São ambas devotas ao trabalho e cada uma paga o seu preço por isso. Não têm vida pessoal, não constituem família. Sarah Bernhardt teve filhos, mas era abandónica, estava sempre a viajar… Era muito obsessiva na forma de representar, com a modelação do som e das frases, com uma fórmula que considerava perfeita para poder tocar e chegar às pessoas. Também tinha uma obsessão com ela própria, com a construção da sua imagem. Foi, aliás, uma das primeiras atrizes, talvez a primeira, consciente do poder da imagem, criou rumores, deu entrevistas falsas, manipulou a imprensa…
Muito à frente do seu tempo.
Sim, ela própria tirava partido dos mitos que se iam criando, alimentando-os. A outra Sara, pelo contrário, na sua culpabilidade de esquerda, opõe-se a todo esse universo. Herdou isso do pai e, como tal, não consegue ultrapassar essa relação com o artificial e com a imagem. Está muito agarrada ao conteúdo, à seriedade dos conteúdos.
Aprendeu ao representar essas duas atrizes? Também é uma forma de questionar o seu próprio trabalho?
Ajuda-nos a refletir sobre a nossa identidade como atores, obriga-nos a rirmo-nos de nós próprios, daquilo que foi a construção da identidade que fizemos para nós, das máscaras que escolhi para a Beatriz Batarda, para a figura da Beatriz Batarda, seja lá o que isso quer dizer aos olhos dos outros.
A arte de representar também pode ser, portanto, uma boa matéria de ficção?
Não é só aqui, trata-se de um movimento que está a acontecer em todo o circuito europeu (não posso pretender saber o que se passa no resto do mundo). Ocorre-me que isso aconteça porque estamos a assistir a uma transformação real entre o papel do intérprete e do performer, uma multiplicação das formas de diálogo com o público, cruzando as artes plásticas, as artes performativas, a dança, o cinema, o documentário…
Como vê o papel dos artistas nos dias de hoje?
Mais do que transmitir mensagens morais, penso que a função dos artistas é a de levantar questões, de mostrar com uma lupa, de criar uma espécie de efeito de ampliação das inquietações, de tudo o que transpira na sociedade atual. Quando trazemos à cena tragédias gregas, clássicos de Racine ou de Shakespeare, há sempre alguém que pergunta: isto é pertinente nos dias de hoje? Claro que sim, a atualidade, o contexto, condiciona sempre as nossas leituras.
Numa entrevista recente, afirmou que era possível ser ator sem ser artista. O que isto significa?
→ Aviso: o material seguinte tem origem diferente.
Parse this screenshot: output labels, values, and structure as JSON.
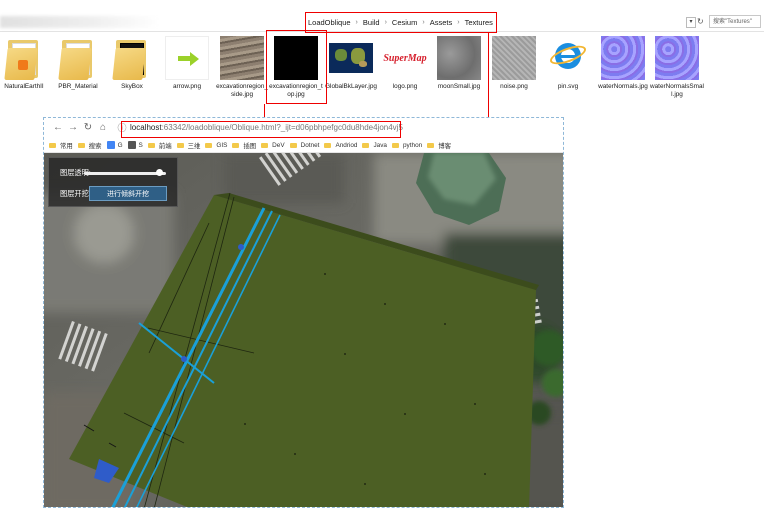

São ambições diferentes. Há um lado do nosso trabalho que pode ser considerado como uma prestação de serviços. Somos uma peça num puzzle e, antes de tudo, temos de ser eficazes naquilo que é a engrenagem maior. Precisamos de compreender o lugar que ocupamos nessa engrenagem para mais bem servirmos. Noutros projetos, há lugar para um gesto mais artístico, colaborativo, em que o ator se desafia a ele próprio a criar um objeto maior. É um pouco como sermos músicos numa orquestra e, depois, por momentos, sermos o solista. Mas não existe uma interpretação maior e outra menor, é só uma diferença de foco.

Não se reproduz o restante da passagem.